The absurdity of the protariff arguments can be seen when we carry the idea of a tariff to its logical conclusion—let us say, the case of two individuals, Jones and Smith. This is a valid use of the reductio ad absurdumbecause the same qualitative effects take place when a tariff is levied on a whole nation as when it is levied on one or two people; the difference is merely one of degree.25 Suppose that Jones has a farm, “Jones’ Acres,” and Smith works for him. Having become steeped in protariff ideas, Jones exhorts Smith to “buy Jones’ Acres.” “Keep the money in Jones’ Acres,” “don't be exploited by the flood of products from the cheap labor of foreigners outside Jones’ Acres,” and similar maxims become the watchword of the two men. To make sure that their aim is accomplished, Jones levies a 1,000-percent tariff on the imports of all goods and services from “abroad,” i.e., from outside the farm. As a result, Jones and Smith see their leisure, or “problems of unemployment,” disappear as they work from dawn to dusk trying to eke out the production of all the goods they desire. Many they cannot raise at all; others they can, given centuries of effort. It is true that they reap the promise of the protectionists: “self-sufficiency,” although the “sufficiency” is bare subsistence instead of a comfortable standard of living. Money is “kept at home,” and they can pay each other very high nominal wages and prices, but the men find that the real value of their wages, in terms of goods, plummets drastically.

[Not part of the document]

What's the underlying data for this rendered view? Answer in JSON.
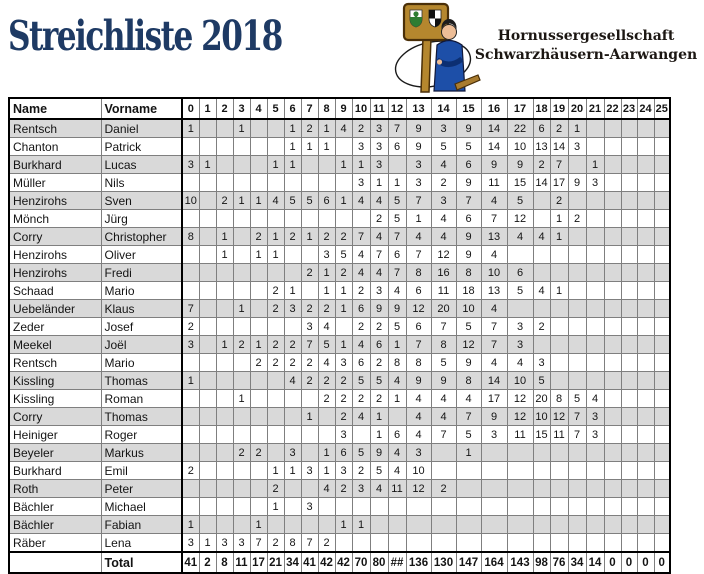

Truly we are now back in the situation of the isolated or barter economies of Crusoe and Friday. And that is effectively what the tariff principle amounts to. This principle is an attack on the market, and its logical goal is the self-sufficiency of individual producers; it is a goal that, if realized, would spell poverty for all, and death for most, of the present world population. It would be a regression from civilization to barbarism.